Mannington is Grantville is Mannington

aka: Mannington in 1630s Germany

What does that mean?

In 2000, Baen Published Eric Flint’s alternate history novel 1632. Eric lived in Granville, West Virginia when he was working for the unions in the 60s and loved it, so he wanted to show small-town West Virginians making the world better. By 2000, Granville had changed (lots of big box stores), so he looked for a small town closer to his memories and chose Mannington, renamed Grantville in the novel, as his model.

In 1632, Grantville is sent back from April 2000 to May 1631 and lands in Thuringia, Germany during the Thirty Years War. They quickly realize they need to make the tools to make the tools to make the things we take for granted in the 21st century, such as light bulbs and toilet paper. Some things, like drugs including penicillin, are simply too far beyond their resources, including their knowledge.

For those living in the 17th century, even simple (to us) things like basic sanitation have profound impacts. Grantville is very much a boomtown.

Is Grantville identical to Mannington?

No, but you have to look close to find differences (other than names). The biggest is that Grantville has a power plant but no oil. Buildings that are demolished in the real world still exist in the 1632verse, particularly near the interchange of Water and Market Streets. The more time passes, the more the two diverge, of course.
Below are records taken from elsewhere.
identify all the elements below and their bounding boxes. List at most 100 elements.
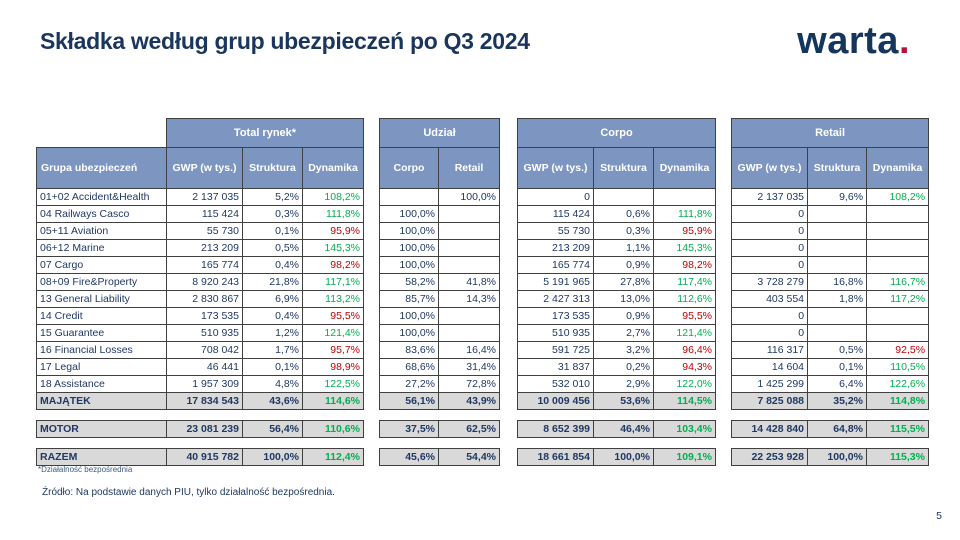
- table-udzial: 45,6% 54,4%: [379, 448, 500, 466]
- cell: 95,9%: [301, 222, 365, 240]
- group-header-udzial: Udział: [379, 118, 501, 148]
- table-row: 13 General Liability 2 830 867 6,9% 113,2%: [36, 290, 365, 308]
- column-header: Dynamika: [653, 147, 717, 189]
- row-label: 13 General Liability: [36, 290, 167, 308]
- cell: 9,6%: [807, 188, 868, 206]
- cell: 16,4%: [438, 341, 501, 359]
- cell: 23 081 239: [166, 420, 243, 438]
- cell: 0,4%: [242, 307, 303, 325]
- cell: 117,4%: [653, 273, 717, 291]
- razem-summary-table: RAZEM 40 915 782 100,0% 112,4% 45,6% 54,4% 18 …: [36, 448, 929, 466]
- cell: 17 834 543: [166, 392, 243, 410]
- cell: 0,3%: [593, 222, 655, 240]
- table-row: 06+12 Marine 213 209 0,5% 145,3%: [36, 239, 365, 257]
- cell: 165 774: [517, 256, 595, 274]
- cell: 68,6%: [379, 358, 440, 376]
- cell: [807, 307, 868, 325]
- table-row: 116 317 0,5% 92,5%: [731, 341, 930, 359]
- row-label: 04 Railways Casco: [36, 205, 167, 223]
- table-retail: Retail GWP (w tys.) Struktura Dynamika 2 137…: [731, 118, 930, 410]
- cell: 108,2%: [301, 188, 365, 206]
- cell: 591 725: [517, 341, 595, 359]
- cell: 114,8%: [866, 392, 930, 410]
- cell: 100,0%: [379, 324, 440, 342]
- table-row: 83,6% 16,4%: [379, 341, 501, 359]
- cell: 145,3%: [653, 239, 717, 257]
- cell: 510 935: [517, 324, 595, 342]
- table-total: RAZEM 40 915 782 100,0% 112,4%: [36, 448, 364, 466]
- table-row: 0: [517, 188, 717, 206]
- cell: 62,5%: [438, 420, 500, 438]
- cell: 31,4%: [438, 358, 501, 376]
- cell: 0,1%: [242, 222, 303, 240]
- cell: 2,9%: [593, 375, 655, 393]
- cell: 2 137 035: [166, 188, 243, 206]
- cell: 1,1%: [593, 239, 655, 257]
- cell: 0: [731, 205, 809, 223]
- table-row: 100,0%: [379, 205, 501, 223]
- cell: 3,2%: [593, 341, 655, 359]
- cell: 0: [517, 188, 595, 206]
- cell: 8 920 243: [166, 273, 243, 291]
- cell: 0,9%: [593, 256, 655, 274]
- table-udzial: 37,5% 62,5%: [379, 420, 500, 438]
- row-label: MOTOR: [36, 420, 167, 438]
- column-header: Struktura: [807, 147, 868, 189]
- cell: 100,0%: [379, 222, 440, 240]
- cell: 2,7%: [593, 324, 655, 342]
- cell: 55 730: [517, 222, 595, 240]
- group-header-row: Total rynek*: [37, 118, 365, 148]
- cell: 72,8%: [438, 375, 501, 393]
- cell: 94,3%: [653, 358, 717, 376]
- cell: 7 825 088: [731, 392, 809, 410]
- column-header: GWP (w tys.): [517, 147, 595, 189]
- row-label: 14 Credit: [36, 307, 167, 325]
- cell: 45,6%: [379, 448, 439, 466]
- row-header: Grupa ubezpieczeń: [36, 147, 167, 189]
- cell: 213 209: [517, 239, 595, 257]
- column-header: Retail: [438, 147, 501, 189]
- cell: 3 728 279: [731, 273, 809, 291]
- page-title: Składka według grup ubezpieczeń po Q3 20…: [40, 28, 530, 54]
- table-row: 115 424 0,6% 111,8%: [517, 205, 717, 223]
- cell: 117,2%: [866, 290, 930, 308]
- cell: 4,8%: [242, 375, 303, 393]
- summary-row: 56,1% 43,9%: [379, 392, 501, 410]
- row-label: 07 Cargo: [36, 256, 167, 274]
- cell: 173 535: [517, 307, 595, 325]
- cell: 37,5%: [379, 420, 439, 438]
- row-label: 16 Financial Losses: [36, 341, 167, 359]
- cell: [438, 307, 501, 325]
- cell: 1,2%: [242, 324, 303, 342]
- cell: 6,9%: [242, 290, 303, 308]
- cell: 0: [731, 256, 809, 274]
- column-header: GWP (w tys.): [166, 147, 243, 189]
- cell: [438, 239, 501, 257]
- cell: 165 774: [166, 256, 243, 274]
- column-header: Struktura: [242, 147, 303, 189]
- cell: 0,1%: [242, 358, 303, 376]
- cell: 115 424: [166, 205, 243, 223]
- table-row: 591 725 3,2% 96,4%: [517, 341, 717, 359]
- column-header: GWP (w tys.): [731, 147, 809, 189]
- table-total: MOTOR 23 081 239 56,4% 110,6%: [36, 420, 364, 438]
- cell: 6,4%: [807, 375, 868, 393]
- group-header-row: Retail: [731, 118, 930, 148]
- cell: 100,0%: [379, 256, 440, 274]
- table-retail: 22 253 928 100,0% 115,3%: [731, 448, 929, 466]
- main-table: Total rynek* Grupa ubezpieczeń GWP (w tys.…: [36, 118, 930, 410]
- cell: 1,8%: [807, 290, 868, 308]
- row-label: 18 Assistance: [36, 375, 167, 393]
- cell: 112,6%: [653, 290, 717, 308]
- summary-row: 18 661 854 100,0% 109,1%: [517, 448, 716, 466]
- table-row: 510 935 2,7% 121,4%: [517, 324, 717, 342]
- cell: 0: [731, 222, 809, 240]
- table-row: 15 Guarantee 510 935 1,2% 121,4%: [36, 324, 365, 342]
- cell: 18 661 854: [517, 448, 594, 466]
- cell: 16,8%: [807, 273, 868, 291]
- cell: 121,4%: [301, 324, 365, 342]
- cell: 122,5%: [301, 375, 365, 393]
- cell: 14 604: [731, 358, 809, 376]
- cell: 5 191 965: [517, 273, 595, 291]
- cell: 85,7%: [379, 290, 440, 308]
The massive size of the universe requires extensive coordination. Keeping buildings and geography fairly tightly tied to Mannington makes this easier. For characters, we have something called “the Grid” that lists everyone who came back through the Ring of Fire (the up-timers). Down-timers are people who were already there when Grantville arrived in 1632 or who were born after that. The jobs, birth dates, death dates, family trees, education, age at marriage – all of it was based on the 2000 Mannington census and data for people on that census. Names were changed but came from local genealogy information.

“Massive size of the Universe”?

In the nearly 25 years since Eric Baen published 1632, there have been over 14 million words (no ret-conning), 200 authors, 103 magazine issues in two different short-story magazines, and dozens of books set in the universe. Stories have been set in what we know as Germany, France, England, Scotland, Austria, Poland, Sweden, the Netherlands, Denmark, Italy, and other parts of Europe. They are also set in Japan, IndoChina, India, Mauritius, the Caribbean, South America, Canada, and the New England states of the USA. Eric had plans for Africa, but when he died in July 2022, they were shelved indefinitely.

The QR Code on the above left will take you to a page telling you about all the different books. The one below left will take you to a site selling the 1632verse magazines.

What does this have to do with me, or Mannington?

You may have never heard of the 1632verse before today, but we–the writers, publishers, and fans–have most certainly heard of Mannington. We would love to find ways to work together to promote both the town and the series.